Remarks at Jan. 6 vigil in Franklin

Rep. Roy joined local leaders in commemorating Jan. 6 at a vigil on the Franklin Town Common. Below is the text of the remarks he delivered:

As Senator Rausch indicated, our day in the Massachusetts Legislature started with finishing the work of the 191st General Court on January 5, 2021.

We passed multiple pieces of legislation on the final day of the session. This work included wide-ranging pieces of legislation, including one early item that was a resolution for Franklin’s Frank Liotta, on the occasion of his 90th birthday. Another piece that passed around 2 a.m. was a law I had been working on for two years on the prevention of campus sexual violence.

We worked until around 5:00 am on January 6, and I finally went to bed exhausted to get some sleep.

I woke up a few hours later to begin the first day of the 192nd General Court. The proceedings began at 11:45 am with remarks by the Dean of the House Rep. Kevin Honan.

He quoted from JFK’s City on a Hill Speech noting that Massachusetts leaders have shaped our destiny long before the great Republic was born. Its principles have guided our footsteps in times of crisis as well as in times of calm. Its democratic institutions – including this historic body – have served as beacon lights for other nations as well as our sister states.

Rep. Honan reminded us that as we begin our work anew here in Boston – with a new Administration coming together in Washington around a country divided and struggling over racial injustice, economic insecurity and the health crisis of our lifetime – the Commonwealth and the country need that “City on a Hill” and all of us – more than ever.

The Governor administered the oaths and we elected Rep. Ronald Mariano as our Speaker. We heard more speeches and were invigorated and anxious to begin our work.

The proceedings ended at 2:05 pm. I was exhausted and decided to sit down and watch television. I turned on the proceedings in Congress and was alarmed within minutes.

What I saw unfolding was horrific and defied the logic I had witnessed about lawmaking over the previous 24 hours.

Violent extremists had stormed the Capitol in what was the culmination of months of repeatedly disproven lies from the former President about the outcome of the 2020 election. Our democracy was under attack.

This was an insurrection plain and simple. It was a calculated effort to subvert the will of the voters and undermine the peaceful transition of governance.

I immediately thought of my visit to Congress Hall in Philadelphia several years ago. That was the spot where on March 4, 1797 George Washington made the peaceful transition of power to John Adams. It is where George Washington performed his last public act before retiring to private life.

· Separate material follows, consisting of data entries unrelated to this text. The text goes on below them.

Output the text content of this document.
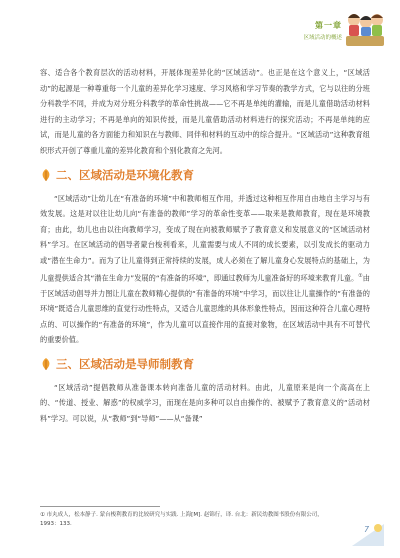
第一章
区域活动的概述

容、适合各个教育层次的活动材料，开展体现差异化的“区域活动”。也正是在这个意义上，“区域活动”的起源是一种尊重每一个儿童的差异化学习速度、学习风格和学习节奏的教学方式，它与以往的分班分科教学不同，并成为对分班分科教学的革命性挑战——它不再是单纯的灌输，而是儿童借助活动材料进行的主动学习；不再是单向的知识传授，而是儿童借助活动材料进行的探究活动；不再是单纯的应试，而是儿童的各方面能力和知识在与教师、同伴和材料的互动中的综合提升。“区域活动”这种教育组织形式开创了尊重儿童的差异化教育和个别化教育之先河。

二、区域活动是环境化教育

“区域活动”让幼儿在“有准备的环境”中和教师相互作用，并透过这种相互作用自由地自主学习与有效发展。这是对以往让幼儿向“有准备的教师”学习的革命性变革——取来是教师教育，现在是环境教育；由此，幼儿也由以往向教师学习，变成了现在向被教师赋予了教育意义和发展意义的“区域活动材料”学习。在区域活动的倡导者蒙台梭利看来，儿童需要与成人不同的成长要素，以引发成长的驱动力或“潜在生命力”。而为了让儿童得到正常持续的发展，成人必须在了解儿童身心发展特点的基础上，为儿童提供适合其“潜在生命力”发展的“有准备的环境”，即通过教师为儿童准备好的环境来教育儿童。①由于区域活动倡导并力图让儿童在教师精心提供的“有准备的环境”中学习，而以往让儿童操作的“有准备的环境”既适合儿童思维的直觉行动性特点，又适合儿童思维的具体形象性特点，因而这种符合儿童心理特点的、可以操作的“有准备的环境”，作为儿童可以直接作用的直接对象物，在区域活动中具有不可替代的重要价值。

三、区域活动是导师制教育

“区域活动”提倡教师从准备课本转向准备儿童的活动材料。由此，儿童原来是向一个高高在上的、“传道、授业、解惑”的权威学习，而现在是向多种可以自由操作的、被赋予了教育意义的“活动材料”学习。可以说，从“教师”到“导师”——从“备课”

① 市丸成人，松本静子. 蒙台梭利教育的比较研究与实践. 上海[M]. 赵锦行，译. 台北：新民幼教图书股份有限公司，1993：133.
7
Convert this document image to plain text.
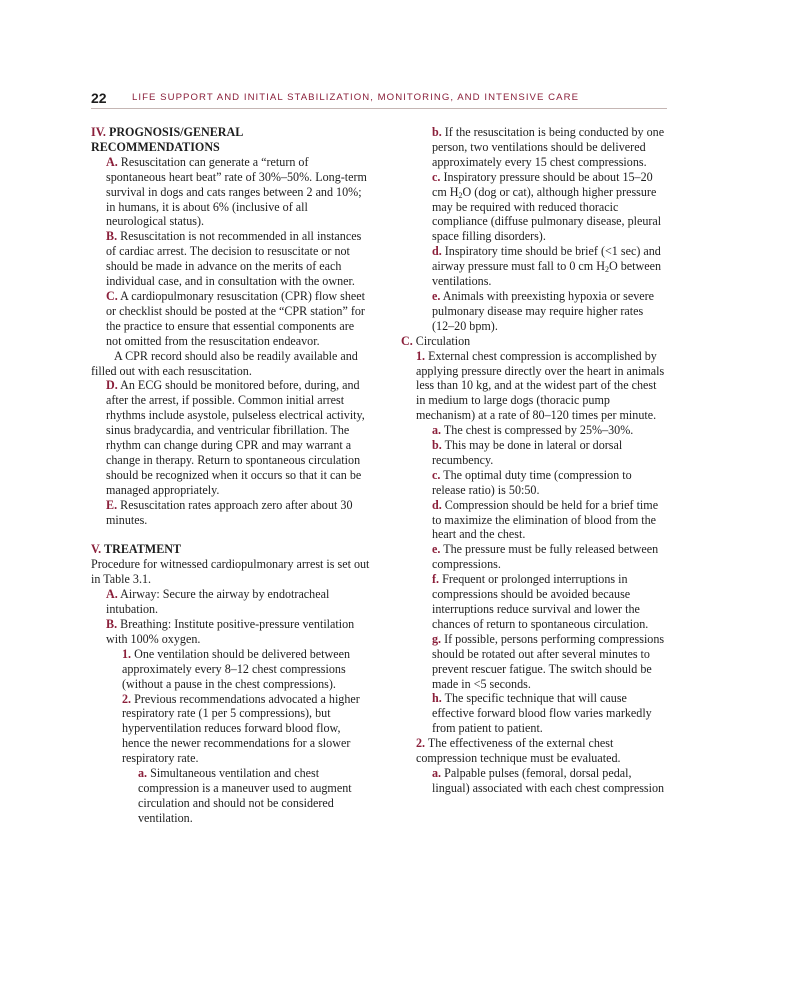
22	LIFE SUPPORT AND INITIAL STABILIZATION, MONITORING, AND INTENSIVE CARE

IV. PROGNOSIS/GENERAL RECOMMENDATIONS

A. Resuscitation can generate a “return of spontaneous heart beat” rate of 30%–50%. Long-term survival in dogs and cats ranges between 2 and 10%; in humans, it is about 6% (inclusive of all neurological status).

B. Resuscitation is not recommended in all instances of cardiac arrest. The decision to resuscitate or not should be made in advance on the merits of each individual case, and in consultation with the owner.

C. A cardiopulmonary resuscitation (CPR) flow sheet or checklist should be posted at the “CPR station” for the practice to ensure that essential components are not omitted from the resuscitation endeavor.

A CPR record should also be readily available and filled out with each resuscitation.

D. An ECG should be monitored before, during, and after the arrest, if possible. Common initial arrest rhythms include asystole, pulseless electrical activity, sinus bradycardia, and ventricular fibrillation. The rhythm can change during CPR and may warrant a change in therapy. Return to spontaneous circulation should be recognized when it occurs so that it can be managed appropriately.

E. Resuscitation rates approach zero after about 30 minutes.

V. TREATMENT

Procedure for witnessed cardiopulmonary arrest is set out in Table 3.1.

A. Airway: Secure the airway by endotracheal intubation.

B. Breathing: Institute positive-pressure ventilation with 100% oxygen.

1. One ventilation should be delivered between approximately every 8–12 chest compressions (without a pause in the chest compressions).

2. Previous recommendations advocated a higher respiratory rate (1 per 5 compressions), but hyperventilation reduces forward blood flow, hence the newer recommendations for a slower respiratory rate.

a. Simultaneous ventilation and chest compression is a maneuver used to augment circulation and should not be considered ventilation.

b. If the resuscitation is being conducted by one person, two ventilations should be delivered approximately every 15 chest compressions.

c. Inspiratory pressure should be about 15–20 cm $H_2O$ (dog or cat), although higher pressure may be required with reduced thoracic compliance (diffuse pulmonary disease, pleural space filling disorders).

d. Inspiratory time should be brief (<1 sec) and airway pressure must fall to 0 cm $H_2O$ between ventilations.

e. Animals with preexisting hypoxia or severe pulmonary disease may require higher rates (12–20 bpm).

C. Circulation

1. External chest compression is accomplished by applying pressure directly over the heart in animals less than 10 kg, and at the widest part of the chest in medium to large dogs (thoracic pump mechanism) at a rate of 80–120 times per minute.

a. The chest is compressed by 25%–30%.

b. This may be done in lateral or dorsal recumbency.

c. The optimal duty time (compression to release ratio) is 50:50.

d. Compression should be held for a brief time to maximize the elimination of blood from the heart and the chest.

e. The pressure must be fully released between compressions.

f. Frequent or prolonged interruptions in compressions should be avoided because interruptions reduce survival and lower the chances of return to spontaneous circulation.

g. If possible, persons performing compressions should be rotated out after several minutes to prevent rescuer fatigue. The switch should be made in <5 seconds.

h. The specific technique that will cause effective forward blood flow varies markedly from patient to patient.

2. The effectiveness of the external chest compression technique must be evaluated.

a. Palpable pulses (femoral, dorsal pedal, lingual) associated with each chest compression
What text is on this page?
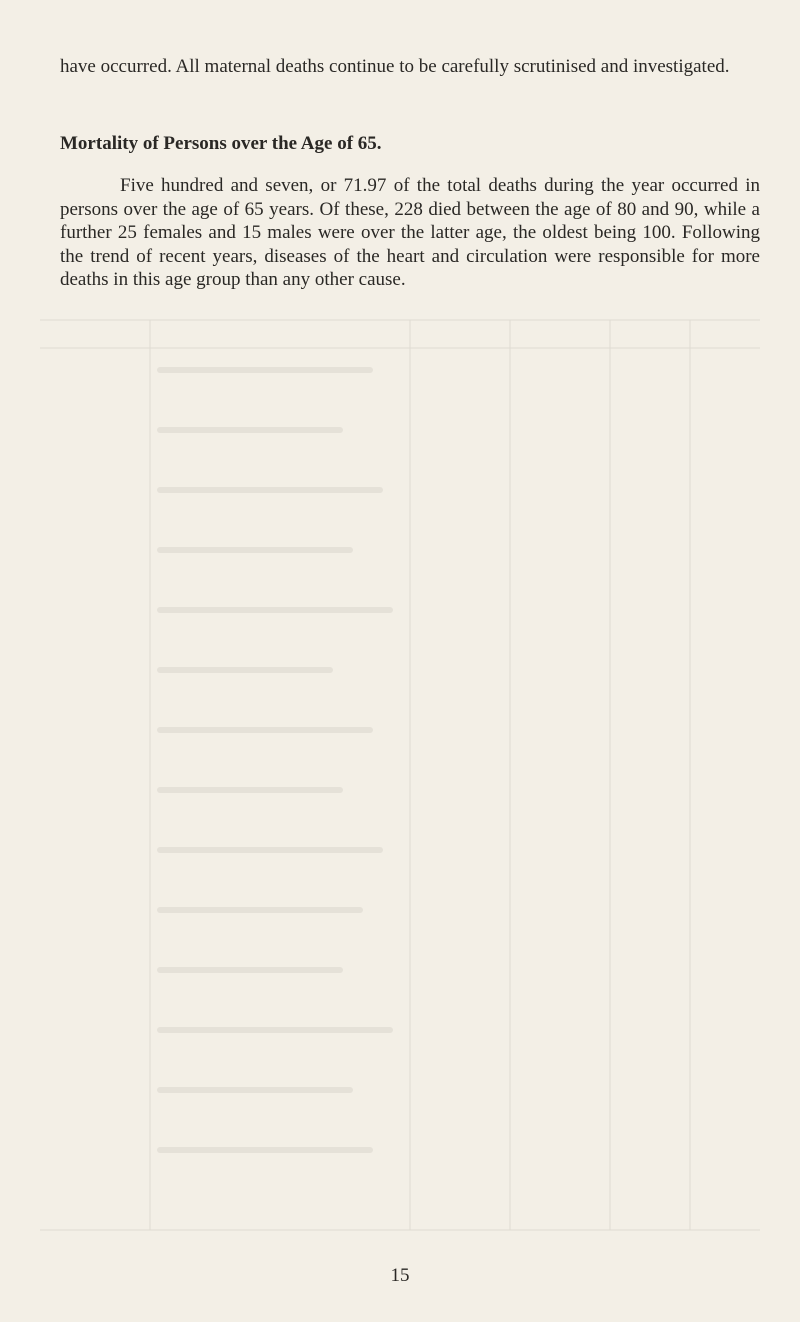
have occurred. All maternal deaths continue to be carefully scrutinised and investigated.

Mortality of Persons over the Age of 65.

Five hundred and seven, or 71.97 of the total deaths during the year occurred in persons over the age of 65 years. Of these, 228 died between the age of 80 and 90, while a further 25 females and 15 males were over the latter age, the oldest being 100. Following the trend of recent years, diseases of the heart and circulation were responsible for more deaths in this age group than any other cause.

15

It was the first time in our recorded modern history that power transferred from a head of state to the next without bloodshed or death.

What took place in Congress Hall 225 years ago should be our beacon today. But Jan 6 smashed the beacon and created a dark cloud over America.

The event revealed a new force in American politics—not merely a mix of right-wing organizations, but a broader mass political movement that has violence at its core.

It revealed that our Republic faces an existential threat from a movement that is openly contemptuous of democracy and has shown that it is willing to use violence to achieve its ends.

Preventing further violence from this movement will require a deeper understanding of its activities and participants. To understand the events of January 6 and devise solutions to prevent their recurrence, we Americans need a fine-grained comprehension of who attacked the Capitol. We need to understand the ideology and beliefs of those who participated; knowing what kind of people they are and what their lives are like.

One truth is clear – you can’t participate in or support a violent storming of the US Capitol aimed at overturning state-certified election results and still be an American patriot. Further, a citizen can’t continue to back anyone who schemed to overturn the election results in extra-constitutional ways and fairly claim the cloak of patriotism.

As GOP US Representative Liz Cheney of Wyoming said of her Republican party in a weekend TV appearance, “We can either be loyal to Donald Trump or we can be loyal to our Constitution. We cannot be both.”

Getting to the bottom of this tragic event is the object of the bipartisan House Commission and we anxiously await the public hearings and report. It and the evidence it supplies will help us grapple with the growing distrust in our society and hopefully will help us marshal the force and energy needed to save our democracy from collapse.

After Pearl Harbor and 9/11, our country mobilized a call to arms with unprecedented unity and determination to defeat the enemies of democracy.

Today, those who undermine our government and threaten our future are living within our own borders. The attack on the Capitol on January 6 has to be reckoned with, honestly and judiciously, now, before our political and social differences divide us even further and further.

As President Biden said this morning:

“At this moment we must decide what kind of nation we are going to be.”

“Are we going to be a nation that accepts political violence as a norm?”

“Are we going to be a nation where we allow partisan election officials to overturn the legally expressed will of the people?”

“Are we going to be a nation that lives not by the light of the truth but in the shadow of lies?”

“We cannot allow ourselves to be that kind of nation. The way forward is to recognize the truth and to live by it.”

With that, I urge you to stay engaged, work to support your democracy, and remain hyper-vigilant towards those who threaten its very existence. We remain that City on the Hill, we need you, and I look forward to being by your side on that journey.